Sunday, May 21, 2017

Are you right-brained or left-brained?

Just Google "right-brained left brained quiz" and you'll get 10 different sites  on the first page that offer a quiz to help you determine whether you use the right or left hemisphere of your brain more, in the same way that the majority of us are either right or left handed.  If you are artistic, creative, think in abstract concepts, and messy, you will be told you are right-brained.  If you are good at math and/or science, analyzing things, and are clean and organized, you will be told you are left-brained.
A popular visual representation of
the right/left brained hypothesis.
 But do humans really develop to use one half of their brain more often than the other?  Do our students preferentially use one side of their brain more than the other, and are physiologically disposed to be more creative or more analytical?  Should we account for and accommodate these unalterable differences in our lesson plans?

Neural research would say not! Upon analyzing MRI scans of brains at rest, Nielson et. al. (2013) found that while certain functions are localized to the right or left hemisphere, individuals did not show an overall increased activity in either the right or left hemisphere.
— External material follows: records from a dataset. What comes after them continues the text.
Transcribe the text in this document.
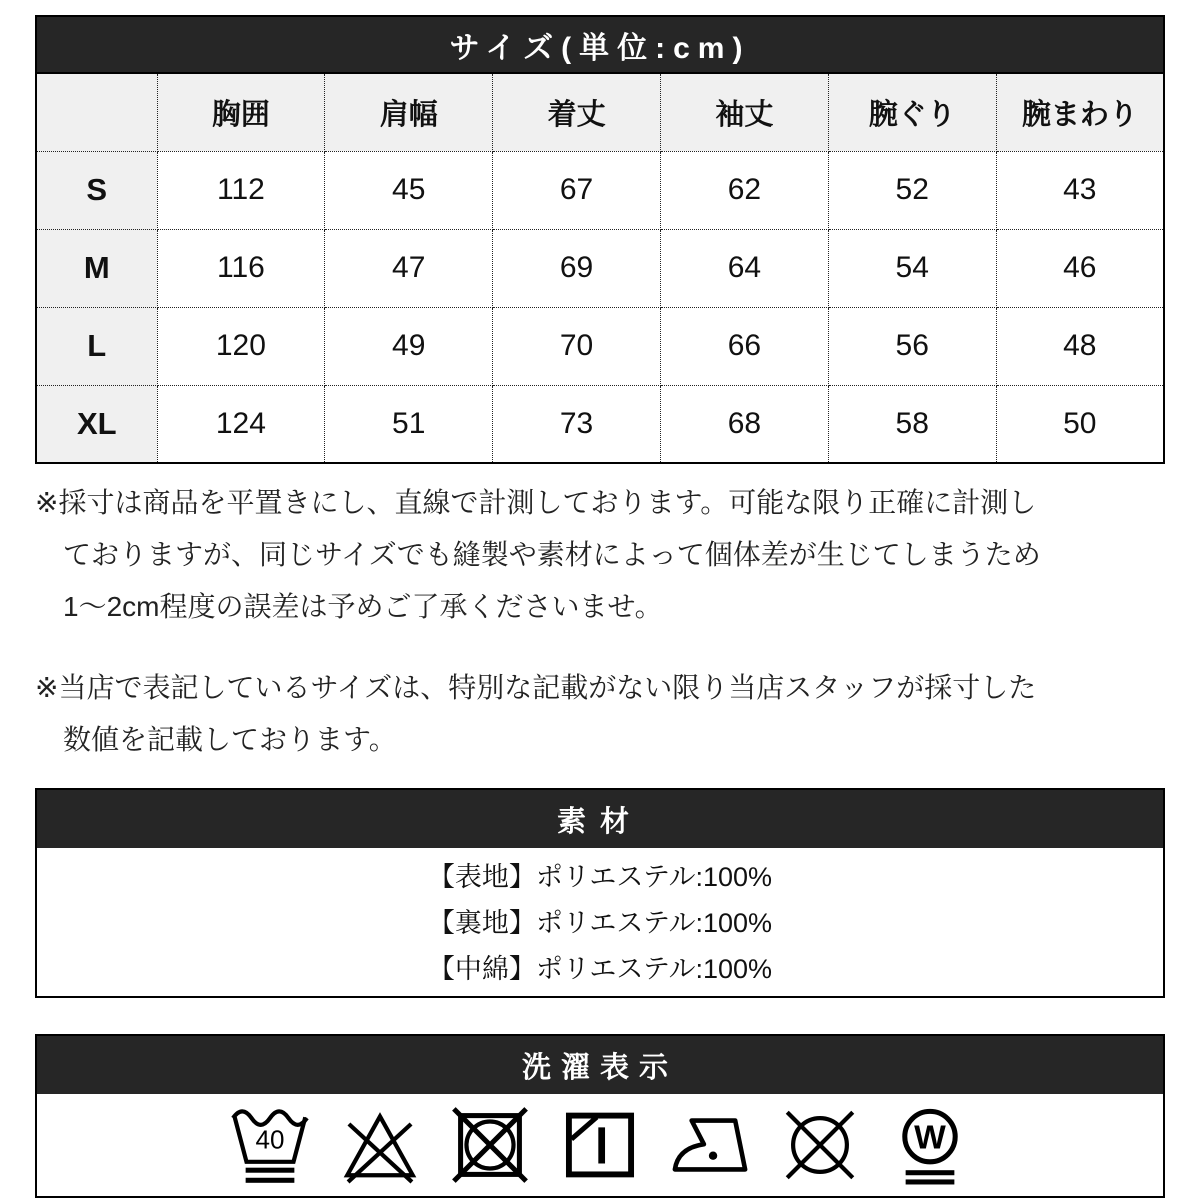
サイズ(単位:cm)						
	胸囲	肩幅	着丈	袖丈	腕ぐり	腕まわり
S	112	45	67	62	52	43
M	116	47	69	64	54	46
L	120	49	70	66	56	48
XL	124	51	73	68	58	50
※採寸は商品を平置きにし、直線で計測しております。可能な限り正確に計測し
ておりますが、同じサイズでも縫製や素材によって個体差が生じてしまうため
1〜2cm程度の誤差は予めご了承くださいませ。
※当店で表記しているサイズは、特別な記載がない限り当店スタッフが採寸した
数値を記載しております。
素材
【表地】ポリエステル:100%
【裏地】ポリエステル:100%
【中綿】ポリエステル:100%
洗濯表示
40	W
They also found that there were no gender differences in neural activity.  Despite this, Dekker et. al. (2012), who surveyed 242 primary and secondary teachers from the UK and the Netherlands, found that more than 80% of the teachers believed that hemispheric dominance could explain differences between learners.  

The myth originated from studies of patients who had their corpus callosum, the bridge between the two hemispheres, cut, as John Geake (2008) discusses in his overview of various neuromyths that persist in the field of education.  When cut, the two hemispheres showed to perform different functions.  However, these patients were examples of abnormal functioning, whose hemispheres could not communicate like the average human's do.  Glossing over this detail, the public developed the myth that one can be right brained or left brained.    
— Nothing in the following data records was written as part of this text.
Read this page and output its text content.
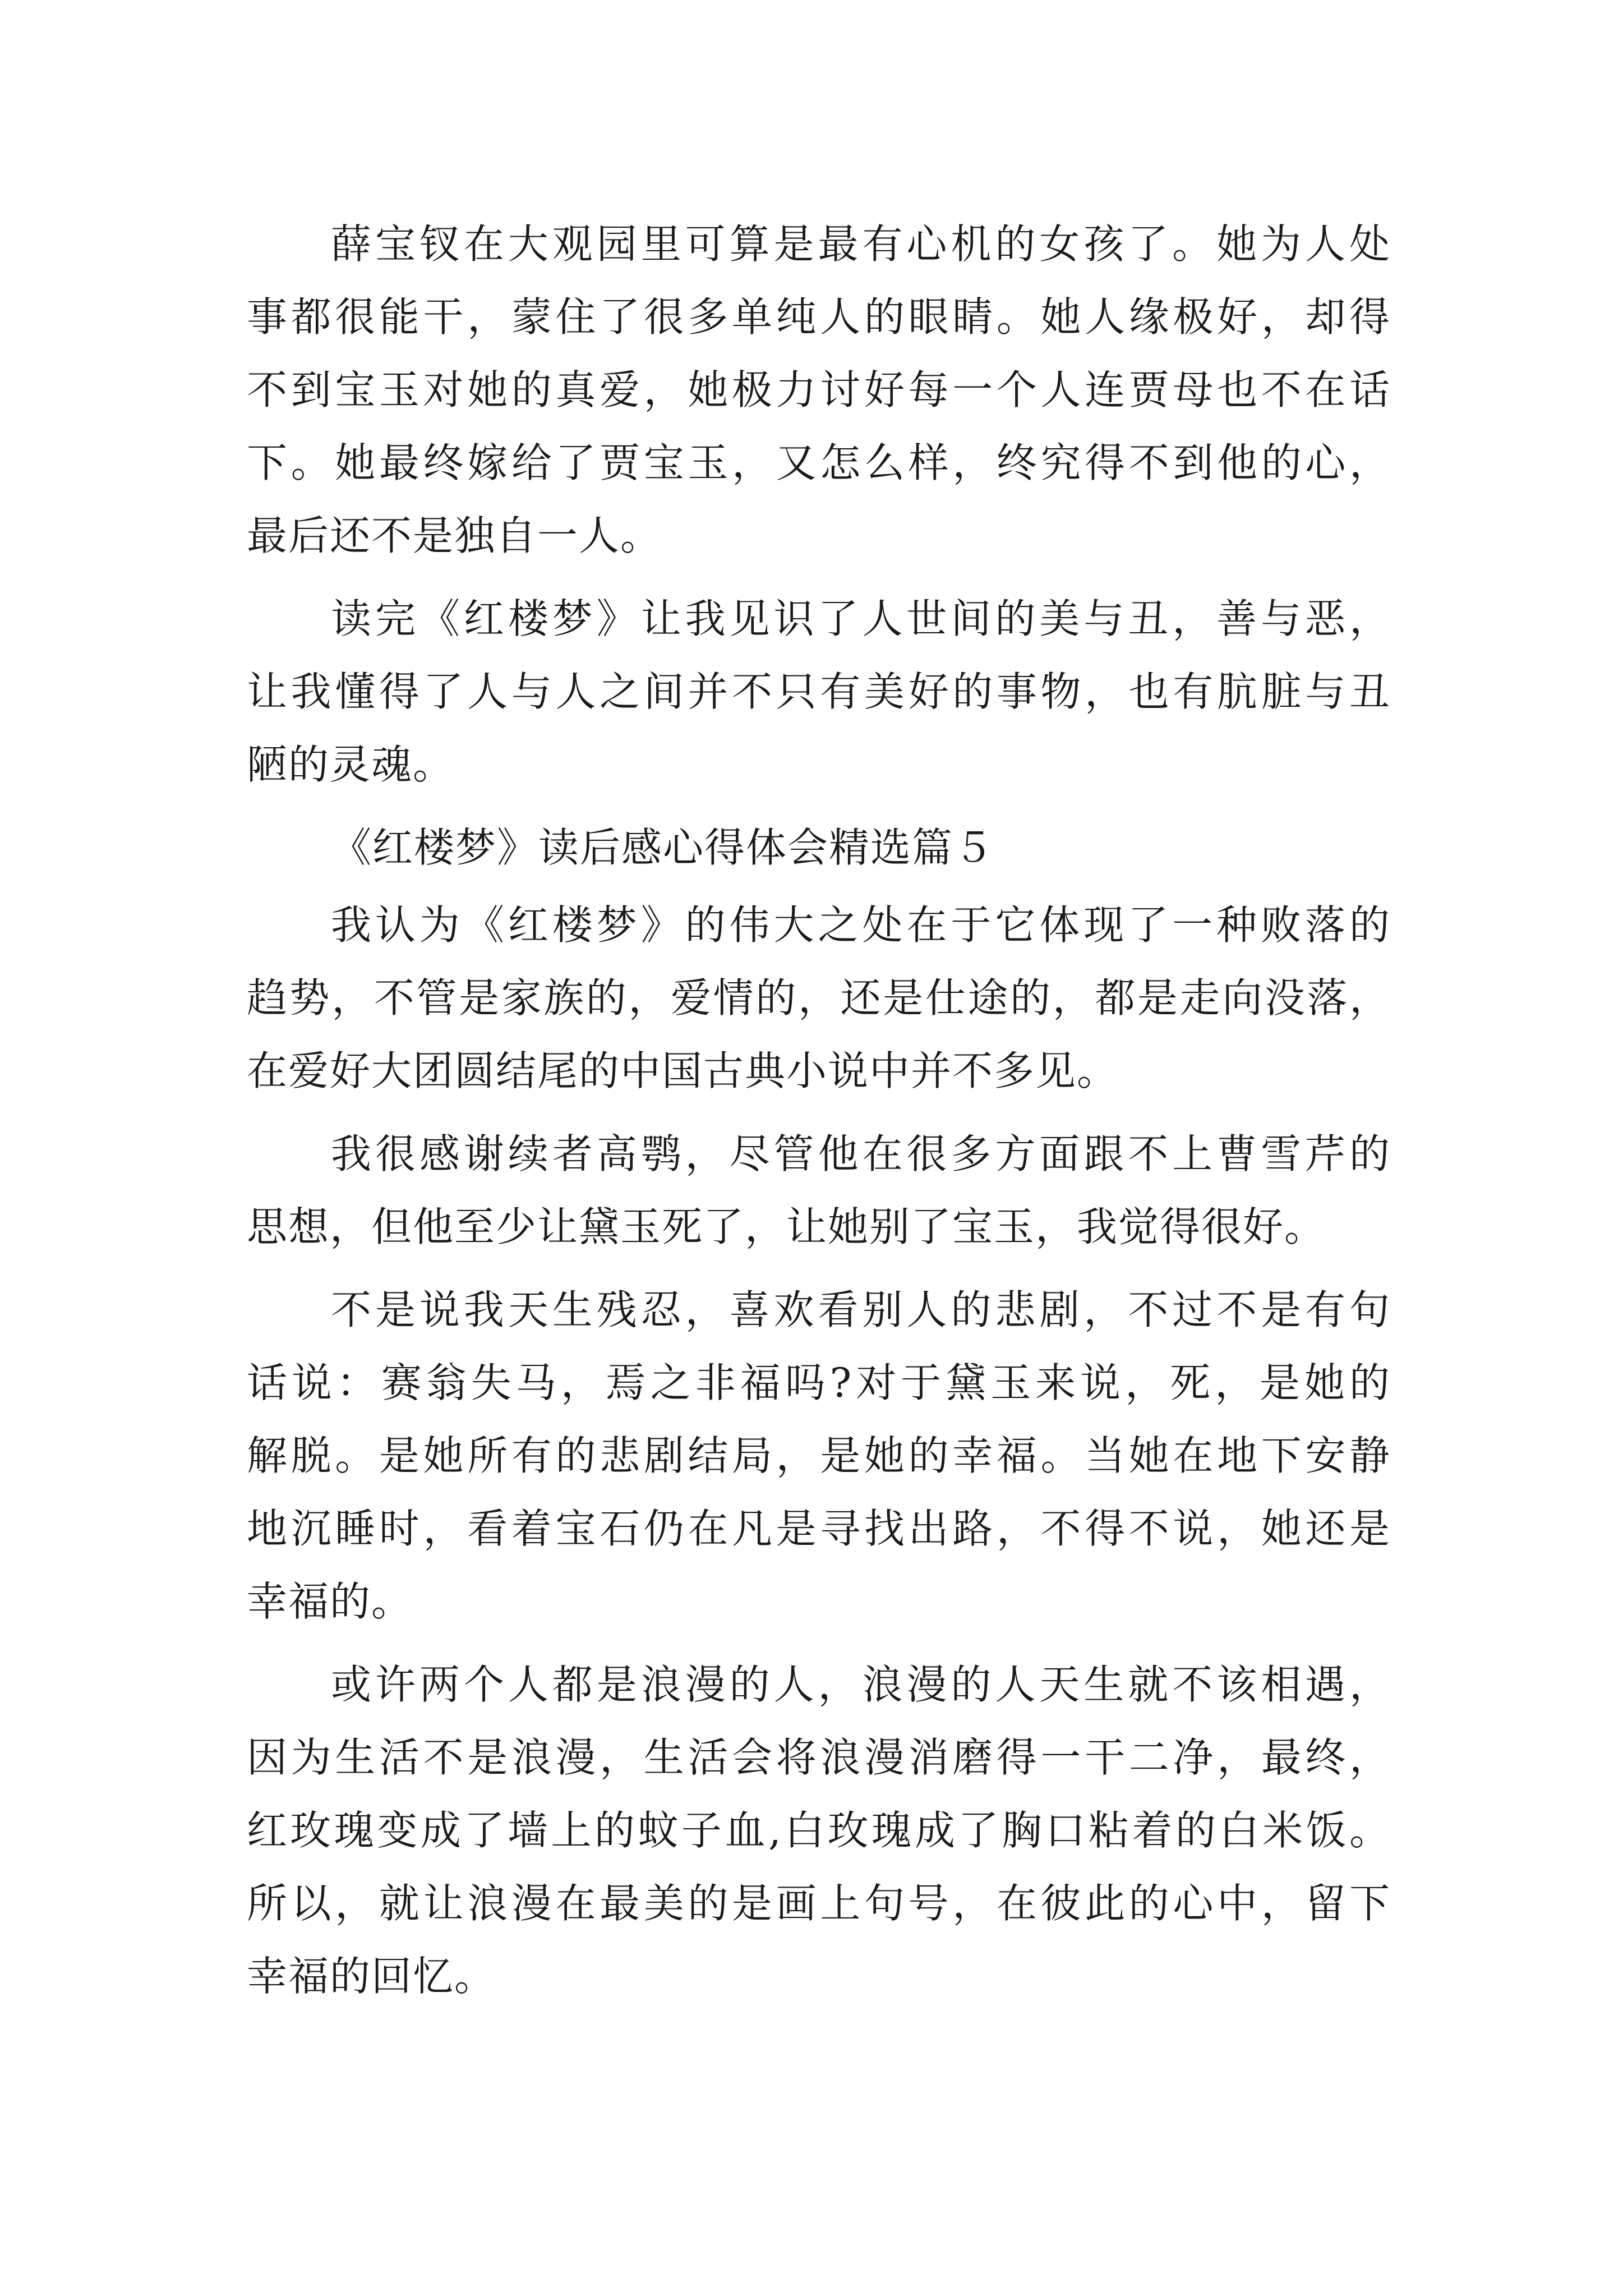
薛宝钗在大观园里可算是最有心机的女孩了。她为人处
事都很能干，蒙住了很多单纯人的眼睛。她人缘极好，却得
不到宝玉对她的真爱，她极力讨好每一个人连贾母也不在话
下。她最终嫁给了贾宝玉，又怎么样，终究得不到他的心，
最后还不是独自一人。
读完《红楼梦》让我见识了人世间的美与丑，善与恶，
让我懂得了人与人之间并不只有美好的事物，也有肮脏与丑
陋的灵魂。
《红楼梦》读后感心得体会精选篇５
我认为《红楼梦》的伟大之处在于它体现了一种败落的
趋势，不管是家族的，爱情的，还是仕途的，都是走向没落，
在爱好大团圆结尾的中国古典小说中并不多见。
我很感谢续者高鹗，尽管他在很多方面跟不上曹雪芹的
思想，但他至少让黛玉死了，让她别了宝玉，我觉得很好。
不是说我天生残忍，喜欢看别人的悲剧，不过不是有句
话说：赛翁失马，焉之非福吗?对于黛玉来说，死，是她的
解脱。是她所有的悲剧结局，是她的幸福。当她在地下安静
地沉睡时，看着宝石仍在凡是寻找出路，不得不说，她还是
幸福的。
或许两个人都是浪漫的人，浪漫的人天生就不该相遇，
因为生活不是浪漫，生活会将浪漫消磨得一干二净，最终，
红玫瑰变成了墙上的蚊子血,白玫瑰成了胸口粘着的白米饭。
所以，就让浪漫在最美的是画上句号，在彼此的心中，留下
幸福的回忆。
There is some degree of truth in the myth, though.  Research has established that, in right-handed people at least, the right hemisphere dominates at tasks requiring visual and spatial cognition, while the left hemisphere dominates in speech (Kim et. al., 1991).  Interestingly, this is often switched in left-handed individuals.  This pattern of hemispheric specialization contributes to and helps perpetuate the myth of right/left brained dominance. Our students are still not right or left brain dominant, and this categorization does not need to be used as a factor in instructional design and should not have any legitimacy as a factor in educational decisions.       


References

Dekker, S., Lee, N. C., Howard-Jones, P., & Jolles, J. (2012). Neuromyths in education: Prevalence and predictors of misconceptions among teachers. Front. Psychol. 3(429).

Geake, J. (2008). Neuromythologies in education. Educational Research50(2), 123-133.

Kim, S. G., Ashe, J., Hendrich, K., & Georgopoulos, A. P. (1991). Cortex: Hemispheric Asymmetry and Handedness. J. Biol, Chem266, 23453.

Nielsen, J. A., Zielinski, B. A., Ferguson, M. A., Lainhart, J. E., & Anderson, J. S. (2013). An evaluation of the left-brain vs. right-brain hypothesis with resting state functional connectivity magnetic resonance imaging. PloS one8(8), e71275.